Está se tornando regra; se acaso não houver interferência no melhor vereador, fora de mandatado, da história cuiabana, a solução vira improviso ou esquecimento.
Começando pela “ameaça” de auditoria nos radares de Cuiabá em Várzea Grande, feita na Câmara municipal de Cuiabá, onde vereadores “papagaios de pirata” se espremiam para aparecer no mesmo enquadramento de imagem do maior “recomendador” de todos os tempos, no anuncio da investigação de multas, valores, destino do montante arrecadado, afeição dos equipamentos eletrônicos etc.
O “grande vereador”, ao contrário do que você possa estar pensando, não é o atual prefeito Abilio Brunini, que exigia ações do antigo prefeito que ele próprio ainda não executou. Trata-se do inigualável Sérgio Ricardo.
Sem que se imagine o porquê, Sérgio nunca mais tocou no assunto dos radares e os vereadores idem. O máximo foi a manutenção do valor de revenda de uma motosserra presenteada pelo ex-prefeito Nenéu ao vereador Dilemário Alencar, que serviria, como ele prometeu na presença do atual prefeito, para serrar os radares caça niques.

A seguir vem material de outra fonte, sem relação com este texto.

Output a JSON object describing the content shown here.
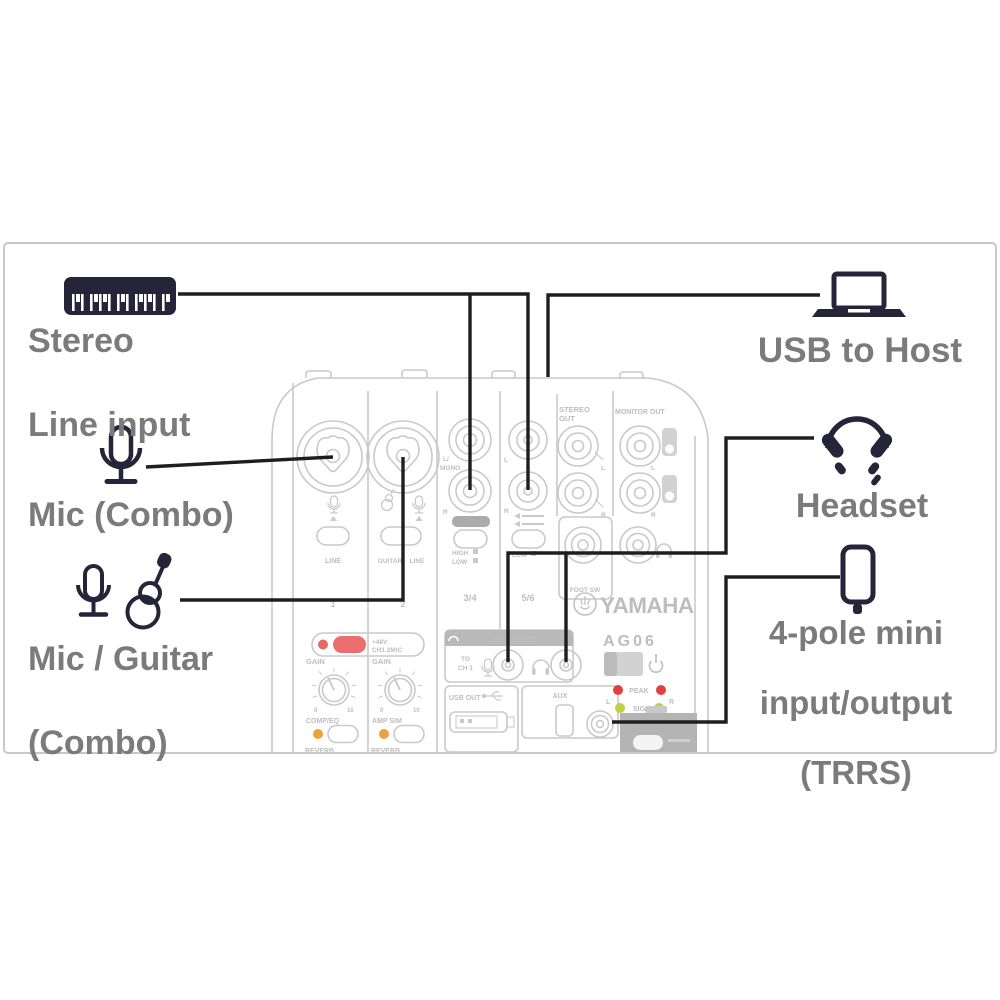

Mas, bastou uma visita em uma creche apontando os problemas físicos da unidade, que em dois dias, um novo endereço foi anunciado pelo secretário, improvisado, de Educação, que é o mesmo titular da secretaria de Obras municipal.
A improvisação administrativa é tal que a quase morte de uma motorista, que caiu em um vão da ponte sobre o rio Coxipó, ao descer de seu veículo por conta de um acidente, trouxe não uma, mas quatro providências para o problema:
Equipe técnica vai elaborar um projeto para instalar corrimão/guarda corpo no local, avaliar a possibilidade de fechar o vão e perguntar ao Estado se há alguma obra planejada para a região ou se a obra pode ser feita em conjunto. De concreto nem um metro, só a sinalização do local.
Será que se Sérgio Ricardo falar a imprensa que o vão pode matar, que o pagamento de impostos pelo povão não pode ser em vão, que, ou vão tapar vão ou vão ser feitas auditorias, resolve?